Блеф

                Блеф

     Новое пополнение в количестве нескольких сот человек прибыло в часть на рассвете. Через несколько часов, направляясь с докладом о результатах первичного медицинского осмотра в кабинет командира части, я, приблизительно, представлял, что придется сейчас выслушать.
     Взаимоотношения "начальник – подчиненный" в Армии отличаются от таковых в гражданских учреждениях. Когда наглость, тупость, грубость и неприкрытое хамство цивильного начальства окончательно "достает" тебя, всегда существует последняя возможность избавиться от этого ужаса, написав заявление об уходе. В Армии такой номер не проходит, и ты вынужден глотать выходки своего командира бесконечно. Поверьте мне, я знаю, о чем говорю, поскольку застал еще в роли командиров и старших начальников офицеров, прошедших войну.
     Мальчишкой я много лет жил в гарнизонах, наблюдая и сравнивая то, что читал в книгах о русском офицерстве, с тем, что представало перед глазами ежедневно. Либо врали книги, либо за деревьями не видел леса, либо моей детской голове в ту пору не дано было понять всего, что открылось через несколько лет. Нет, книги честно рассказывали о том, как тщательно готовились мальчики России к своей офицерской карьере, что им приходилось изучать и познавать, как годами их сознание впитывало те понятия чести долга и веры, что лежали в основе пребывания офицера на этой грешной земле. Просто к началу второй мировой войны их, практически, не осталось в живых. Революция, годы красного террора, гражданская война и сталинские репрессии сделали свое дело, пройдясь косой по рядам русского офицерства, не пожелавшего по тем, или иным причинам отбыть в эмиграцию. Им на смену пришли люди, не столь образованные и не столь профессионально подготовленные, но зато свято верующие в идеи марксизма-ленинизма и умеющие прекрасно выступать с трибун , прославляя власть и вождей.
     Первые месяцы войны все расставили по местам, и погибших в кровавой мясорубке горлопанов сменили офицеры, сумевшие объединить и противопоставить рвущимся к Москве немецким войскам мужество, отвагу и стойкость. К сожалению, на передовой век пехотного, артиллерийского или танкового командира очень короток, смена их проходила настолько часто, что училища не успевали готовить их по полной программе. Поэтому сначала перешли на сокращенную, а потом и просто стали готовить младших командиров на ускоренных курсах.
     1945-й год прошедшие войну и оставшиеся в живых встречали в довольно высоких званиях, с заслуженными орденами и медалями на груди и совершенно специфическим стилем командования своими подчиненными: "...Твою мать!

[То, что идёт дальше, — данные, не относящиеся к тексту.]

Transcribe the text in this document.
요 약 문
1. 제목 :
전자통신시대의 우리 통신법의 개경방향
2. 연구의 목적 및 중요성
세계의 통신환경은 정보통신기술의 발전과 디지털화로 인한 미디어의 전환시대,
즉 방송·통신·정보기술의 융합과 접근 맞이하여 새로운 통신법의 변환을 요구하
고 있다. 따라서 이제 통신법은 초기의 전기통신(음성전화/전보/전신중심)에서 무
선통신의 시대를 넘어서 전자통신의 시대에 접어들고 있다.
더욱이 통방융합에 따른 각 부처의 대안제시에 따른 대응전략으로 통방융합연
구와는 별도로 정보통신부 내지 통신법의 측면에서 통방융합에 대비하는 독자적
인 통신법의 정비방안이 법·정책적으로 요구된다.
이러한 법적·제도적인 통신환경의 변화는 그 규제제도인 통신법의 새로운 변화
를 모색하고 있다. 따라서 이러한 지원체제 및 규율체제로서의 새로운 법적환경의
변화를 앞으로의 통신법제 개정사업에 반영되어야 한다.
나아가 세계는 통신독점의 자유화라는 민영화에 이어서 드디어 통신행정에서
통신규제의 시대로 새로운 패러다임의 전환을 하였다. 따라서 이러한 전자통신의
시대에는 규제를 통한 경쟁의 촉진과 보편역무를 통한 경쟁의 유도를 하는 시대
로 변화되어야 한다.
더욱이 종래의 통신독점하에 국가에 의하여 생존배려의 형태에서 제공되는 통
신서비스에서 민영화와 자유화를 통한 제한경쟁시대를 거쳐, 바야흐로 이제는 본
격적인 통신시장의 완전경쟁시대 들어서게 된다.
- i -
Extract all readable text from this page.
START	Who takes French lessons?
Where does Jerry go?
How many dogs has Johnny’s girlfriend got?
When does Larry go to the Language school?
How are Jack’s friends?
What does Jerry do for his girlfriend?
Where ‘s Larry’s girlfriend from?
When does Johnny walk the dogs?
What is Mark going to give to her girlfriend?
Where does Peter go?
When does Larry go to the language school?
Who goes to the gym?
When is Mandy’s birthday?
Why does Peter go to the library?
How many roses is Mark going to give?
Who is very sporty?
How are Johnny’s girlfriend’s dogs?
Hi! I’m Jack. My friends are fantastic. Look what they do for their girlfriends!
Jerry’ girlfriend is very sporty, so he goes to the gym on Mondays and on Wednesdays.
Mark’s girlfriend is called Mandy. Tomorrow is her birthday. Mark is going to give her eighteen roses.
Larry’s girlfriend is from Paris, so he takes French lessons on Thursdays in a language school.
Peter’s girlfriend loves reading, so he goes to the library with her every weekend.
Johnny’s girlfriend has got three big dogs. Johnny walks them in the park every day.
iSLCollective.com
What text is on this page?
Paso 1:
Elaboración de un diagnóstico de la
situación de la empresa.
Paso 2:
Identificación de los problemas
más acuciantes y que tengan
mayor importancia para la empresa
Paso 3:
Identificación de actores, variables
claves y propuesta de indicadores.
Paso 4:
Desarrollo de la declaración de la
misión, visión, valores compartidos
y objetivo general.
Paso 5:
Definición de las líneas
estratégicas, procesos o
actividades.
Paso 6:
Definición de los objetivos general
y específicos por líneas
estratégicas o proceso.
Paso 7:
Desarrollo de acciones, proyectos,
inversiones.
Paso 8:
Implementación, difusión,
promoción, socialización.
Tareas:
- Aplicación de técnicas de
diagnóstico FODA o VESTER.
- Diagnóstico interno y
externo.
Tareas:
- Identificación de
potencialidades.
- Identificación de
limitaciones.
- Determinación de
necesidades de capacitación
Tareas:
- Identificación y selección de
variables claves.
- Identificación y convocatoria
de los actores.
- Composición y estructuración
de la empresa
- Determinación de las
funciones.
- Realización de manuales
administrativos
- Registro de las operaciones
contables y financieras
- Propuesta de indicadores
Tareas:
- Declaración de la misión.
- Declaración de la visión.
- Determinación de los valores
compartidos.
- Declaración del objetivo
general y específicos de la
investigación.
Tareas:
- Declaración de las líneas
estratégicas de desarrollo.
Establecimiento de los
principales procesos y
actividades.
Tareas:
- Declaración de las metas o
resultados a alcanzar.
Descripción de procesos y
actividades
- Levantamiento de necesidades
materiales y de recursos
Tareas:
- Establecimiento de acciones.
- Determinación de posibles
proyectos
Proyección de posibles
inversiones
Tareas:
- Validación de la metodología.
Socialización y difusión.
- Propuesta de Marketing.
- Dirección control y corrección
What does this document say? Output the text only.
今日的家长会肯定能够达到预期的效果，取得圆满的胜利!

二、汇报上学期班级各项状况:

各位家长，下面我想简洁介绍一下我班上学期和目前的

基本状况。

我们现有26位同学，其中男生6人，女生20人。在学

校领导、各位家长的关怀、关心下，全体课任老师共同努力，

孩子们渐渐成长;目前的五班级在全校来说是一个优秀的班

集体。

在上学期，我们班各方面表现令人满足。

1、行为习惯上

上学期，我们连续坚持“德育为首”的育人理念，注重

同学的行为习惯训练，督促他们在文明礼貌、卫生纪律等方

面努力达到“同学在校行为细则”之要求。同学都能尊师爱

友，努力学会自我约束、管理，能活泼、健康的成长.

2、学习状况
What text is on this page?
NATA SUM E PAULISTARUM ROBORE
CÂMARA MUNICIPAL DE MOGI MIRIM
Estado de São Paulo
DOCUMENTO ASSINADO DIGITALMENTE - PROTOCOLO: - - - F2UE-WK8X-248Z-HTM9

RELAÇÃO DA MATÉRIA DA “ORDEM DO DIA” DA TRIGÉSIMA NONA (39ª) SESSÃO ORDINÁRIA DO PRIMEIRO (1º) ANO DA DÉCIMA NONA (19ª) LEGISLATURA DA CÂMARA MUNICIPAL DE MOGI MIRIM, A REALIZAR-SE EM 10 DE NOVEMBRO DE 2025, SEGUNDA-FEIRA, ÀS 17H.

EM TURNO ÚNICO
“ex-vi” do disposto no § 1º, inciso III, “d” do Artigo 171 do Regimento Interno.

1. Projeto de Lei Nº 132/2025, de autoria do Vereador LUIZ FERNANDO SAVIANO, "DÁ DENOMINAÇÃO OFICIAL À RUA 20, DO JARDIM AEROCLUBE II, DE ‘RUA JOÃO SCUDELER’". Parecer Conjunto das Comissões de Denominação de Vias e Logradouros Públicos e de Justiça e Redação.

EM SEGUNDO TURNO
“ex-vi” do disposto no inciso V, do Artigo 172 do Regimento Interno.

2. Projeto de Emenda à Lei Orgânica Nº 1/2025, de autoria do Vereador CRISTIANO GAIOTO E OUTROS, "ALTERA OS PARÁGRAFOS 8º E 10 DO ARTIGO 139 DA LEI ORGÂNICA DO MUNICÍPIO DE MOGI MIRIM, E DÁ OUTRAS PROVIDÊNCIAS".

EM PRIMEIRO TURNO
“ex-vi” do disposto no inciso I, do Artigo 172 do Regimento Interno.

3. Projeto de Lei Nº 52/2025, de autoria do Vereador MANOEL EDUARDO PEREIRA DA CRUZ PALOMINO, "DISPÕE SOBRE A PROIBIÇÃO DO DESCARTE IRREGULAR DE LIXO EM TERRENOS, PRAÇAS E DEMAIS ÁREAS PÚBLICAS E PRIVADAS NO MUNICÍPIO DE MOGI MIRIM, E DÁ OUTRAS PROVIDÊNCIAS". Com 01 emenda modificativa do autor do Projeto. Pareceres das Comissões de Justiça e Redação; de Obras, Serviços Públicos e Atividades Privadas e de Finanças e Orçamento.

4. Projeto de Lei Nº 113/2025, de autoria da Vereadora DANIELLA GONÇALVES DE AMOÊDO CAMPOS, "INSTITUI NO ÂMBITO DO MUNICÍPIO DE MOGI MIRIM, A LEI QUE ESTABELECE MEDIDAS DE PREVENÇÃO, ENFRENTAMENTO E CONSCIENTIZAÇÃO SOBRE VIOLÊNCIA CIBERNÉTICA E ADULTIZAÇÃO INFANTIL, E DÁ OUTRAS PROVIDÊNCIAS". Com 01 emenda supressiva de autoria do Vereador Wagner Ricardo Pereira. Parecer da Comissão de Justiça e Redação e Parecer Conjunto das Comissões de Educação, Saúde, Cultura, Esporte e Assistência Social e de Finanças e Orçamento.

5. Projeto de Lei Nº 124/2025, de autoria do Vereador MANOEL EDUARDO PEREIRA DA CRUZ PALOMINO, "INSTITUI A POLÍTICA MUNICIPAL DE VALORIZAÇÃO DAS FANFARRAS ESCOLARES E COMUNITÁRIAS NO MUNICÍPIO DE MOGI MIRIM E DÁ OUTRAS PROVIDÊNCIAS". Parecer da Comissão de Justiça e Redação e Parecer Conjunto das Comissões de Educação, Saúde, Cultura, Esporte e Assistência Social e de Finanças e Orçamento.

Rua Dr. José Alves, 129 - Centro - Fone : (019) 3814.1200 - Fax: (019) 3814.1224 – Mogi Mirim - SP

Застрелю! Что, в штрафники захотел? Да я тебя... Вперед!" Этот метод они не сами придумали, он пришел к ним сверху, с самого верха. Именно так разговаривал со старшими офицерами присланный из Ставки маршал, на всю жизнь оставшийся кавалерийским унтером. Наглядные уроки быстро воспринимались и ползли вниз по иерархической лестнице вплоть до окопов на передовой.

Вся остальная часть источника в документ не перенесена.